Riskline Portal SSO
Setup and provisioning
SSO for a company is configured by Riskline administrators as part of company onboarding. Before users can sign in via SSO, the following must be in place:
- SSO must be enabled for the company in Riskline configuration.
- The identity provider (Microsoft Entra ID, Google, or both) must be selected for that company.
- One or more email domains must be registered for the company. Only users whose email address matches a registered domain will be granted access and associated with the correct company.
Clients should raise these requirements with their Riskline account contact during onboarding
Standards and terminology
- OAuth 2.0 (IETF) is used for authorisation; OpenID Connect builds on OAuth 2.0 for identity (sign-in). Commercial products often refer to this together as "OIDC / OAuth 2.0 SSO."
- SAML 2.0 is a different browser-SSO stack. Riskline does not implement a SAML service provider (SP) today, so customers cannot complete SSO by configuring only a SAML app in their IdP unless they use a supported OAuth/OIDC path (see Okta and other IdPs).
Supported identity providers
Microsoft Entra ID
Users sign in with their organisational Microsoft accounts according to your Entra policies (including MFA and Conditional Access, when configured in Entra).
Google
Riskline can use Google as an identity provider for Google Workspace accounts. MFA and organisational policies are enforced by Google Admin as applicable.
Okta and other enterprise identity providers
Okta is not a separate, first-class "click Okta" integration in the product today.
Enterprises that standardise on Okta often still use Microsoft Entra ID as the system of record for Microsoft workloads, or they federate identities so users sign in through Entra. Where Entra is the IdP presented to Riskline, the documented Entra ID path applies.
If a customer requires direct integration only with Okta (or Ping, OneLogin, etc.) without Google or Entra:
- That typically implies SAML 2.0 and/or OIDC with that vendor's authorisation server as a dedicated integration. SAML is not available in Riskline today; additional OIDC work would be a product roadmap discussion.
- Procurement and security teams should align on which IdP will issue tokens to Riskline (Entra vs Google vs future options).
End-user experience
- The user opens Riskline and selects their company context.
- The user chooses Sign in with Google or Sign in with Microsoft, depending on which provider(s) have been enabled for their company.
- The browser opens the identity provider's sign-in experience (OAuth/OIDC).

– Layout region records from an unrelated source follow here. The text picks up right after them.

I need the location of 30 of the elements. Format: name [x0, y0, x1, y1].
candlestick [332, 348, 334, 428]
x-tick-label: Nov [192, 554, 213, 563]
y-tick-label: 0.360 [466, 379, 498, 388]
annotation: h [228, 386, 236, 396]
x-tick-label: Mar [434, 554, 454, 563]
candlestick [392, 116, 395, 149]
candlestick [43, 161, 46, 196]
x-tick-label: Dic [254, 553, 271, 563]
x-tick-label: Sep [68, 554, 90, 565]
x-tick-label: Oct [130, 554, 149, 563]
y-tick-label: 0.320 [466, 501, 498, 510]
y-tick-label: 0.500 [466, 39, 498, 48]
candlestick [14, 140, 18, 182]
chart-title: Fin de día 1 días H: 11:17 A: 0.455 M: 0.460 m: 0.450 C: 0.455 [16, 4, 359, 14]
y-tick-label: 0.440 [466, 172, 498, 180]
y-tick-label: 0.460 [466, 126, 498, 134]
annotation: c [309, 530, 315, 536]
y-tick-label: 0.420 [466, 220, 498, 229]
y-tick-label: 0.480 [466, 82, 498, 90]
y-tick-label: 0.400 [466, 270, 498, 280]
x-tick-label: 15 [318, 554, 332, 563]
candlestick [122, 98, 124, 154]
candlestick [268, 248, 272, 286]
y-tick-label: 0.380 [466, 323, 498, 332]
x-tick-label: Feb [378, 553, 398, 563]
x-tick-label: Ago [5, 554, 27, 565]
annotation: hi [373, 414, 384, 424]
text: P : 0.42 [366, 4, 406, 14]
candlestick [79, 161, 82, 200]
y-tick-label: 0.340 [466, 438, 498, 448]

- After successful authentication at the IdP, Riskline verifies that the user's email domain matches a domain registered for the company, then completes the flow server-side and establishes an application session.
Multi-tenant behaviour
- Each company in Riskline has its SSO provider(s) and allowed email domains configured by Riskline administrators.
- A user's email domain must match a domain registered for the company. This is both the access control gate and the mechanism by which users are associated with the correct company tenant.
- A company may have one or both providers enabled (Entra ID and/or Google), depending on requirements.